I’ve worked in #SaaS for a few years now. Here’s the standard VC backed SaaS playbook:

- Get seed funding, build MVP, get a few customers

- Get Series A and find product market fit

- Series B on forward - burn all the cash you have to acquire as much market share as possible.

- Once you have a strong percentage of the market, start raising prices rapidly to become profitable

- Big public exit to appease VCs, investors, employees…

This leaves customers paying a huge amount than they originally did and always spurs conversations about whether they really need this thing or not.

The big #AI players are clearly targeting corporations with the pitch of “you won’t need employees”. But there’s a problem - AI doesn’t have the same economics of typical software.

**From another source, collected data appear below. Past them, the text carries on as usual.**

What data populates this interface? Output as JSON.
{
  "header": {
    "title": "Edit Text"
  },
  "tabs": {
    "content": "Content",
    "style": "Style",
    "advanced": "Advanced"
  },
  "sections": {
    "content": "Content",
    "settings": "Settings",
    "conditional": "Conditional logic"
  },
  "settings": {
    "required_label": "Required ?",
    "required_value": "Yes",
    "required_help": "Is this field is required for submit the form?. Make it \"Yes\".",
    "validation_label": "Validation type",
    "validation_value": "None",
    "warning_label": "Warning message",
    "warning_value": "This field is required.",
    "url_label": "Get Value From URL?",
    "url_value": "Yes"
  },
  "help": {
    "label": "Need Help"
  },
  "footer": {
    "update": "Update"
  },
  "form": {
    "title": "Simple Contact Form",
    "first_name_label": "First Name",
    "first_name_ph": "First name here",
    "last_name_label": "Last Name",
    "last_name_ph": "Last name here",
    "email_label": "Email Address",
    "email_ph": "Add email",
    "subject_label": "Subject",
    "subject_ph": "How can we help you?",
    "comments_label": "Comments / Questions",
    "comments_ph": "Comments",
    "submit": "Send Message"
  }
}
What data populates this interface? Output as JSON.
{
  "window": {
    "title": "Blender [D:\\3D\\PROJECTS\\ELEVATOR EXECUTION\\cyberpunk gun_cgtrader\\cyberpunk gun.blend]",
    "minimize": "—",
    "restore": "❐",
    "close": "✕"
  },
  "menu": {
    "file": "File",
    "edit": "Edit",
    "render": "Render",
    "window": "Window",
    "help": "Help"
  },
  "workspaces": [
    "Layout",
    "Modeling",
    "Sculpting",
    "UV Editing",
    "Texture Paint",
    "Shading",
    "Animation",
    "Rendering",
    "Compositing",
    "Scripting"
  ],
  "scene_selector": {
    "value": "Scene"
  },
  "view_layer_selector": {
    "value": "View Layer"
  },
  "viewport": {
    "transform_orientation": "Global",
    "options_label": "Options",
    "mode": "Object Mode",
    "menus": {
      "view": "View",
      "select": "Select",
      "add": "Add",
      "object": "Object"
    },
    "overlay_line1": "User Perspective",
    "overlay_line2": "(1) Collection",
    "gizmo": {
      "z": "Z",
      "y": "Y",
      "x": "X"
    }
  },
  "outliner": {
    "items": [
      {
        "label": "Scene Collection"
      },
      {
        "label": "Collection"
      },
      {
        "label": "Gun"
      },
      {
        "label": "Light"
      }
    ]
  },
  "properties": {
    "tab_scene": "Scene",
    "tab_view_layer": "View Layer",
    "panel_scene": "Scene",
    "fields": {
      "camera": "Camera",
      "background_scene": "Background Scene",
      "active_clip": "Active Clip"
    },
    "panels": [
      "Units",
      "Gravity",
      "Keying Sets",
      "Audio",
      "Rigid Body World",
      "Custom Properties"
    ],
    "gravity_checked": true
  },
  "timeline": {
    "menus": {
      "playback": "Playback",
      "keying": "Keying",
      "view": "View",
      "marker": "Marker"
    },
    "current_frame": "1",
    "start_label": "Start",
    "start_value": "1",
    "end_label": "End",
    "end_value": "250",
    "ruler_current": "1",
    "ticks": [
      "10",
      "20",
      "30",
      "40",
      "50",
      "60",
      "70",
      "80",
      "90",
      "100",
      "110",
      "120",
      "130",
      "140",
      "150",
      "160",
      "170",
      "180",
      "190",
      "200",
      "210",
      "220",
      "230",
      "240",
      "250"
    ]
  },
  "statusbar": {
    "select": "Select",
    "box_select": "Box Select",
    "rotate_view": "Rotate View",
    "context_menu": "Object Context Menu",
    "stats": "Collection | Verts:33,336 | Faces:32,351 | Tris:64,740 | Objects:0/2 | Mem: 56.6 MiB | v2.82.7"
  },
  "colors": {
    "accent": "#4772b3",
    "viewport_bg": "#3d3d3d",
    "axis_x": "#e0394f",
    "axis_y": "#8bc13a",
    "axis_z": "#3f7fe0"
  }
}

If they start charging what it actually costs to run these models, the cost savings suddenly aren’t so immense. If we end up in a world where corporations are running AI bots 24/7, it’s not unlikely that they quickly become too expensive vs traditional employees. And this isn’t even accounting for whether the AI actually performs these tasks well enough.

Unless the AI companies can create huge amounts of energy to offset their costs, I can see this happening. Maybe they figure out how to do this, but if adoption goes through the roof, it’s going to take a tremendous amount of new energy production.

Humans are the undefeated champions of turning organic matter into energy and production efficiently!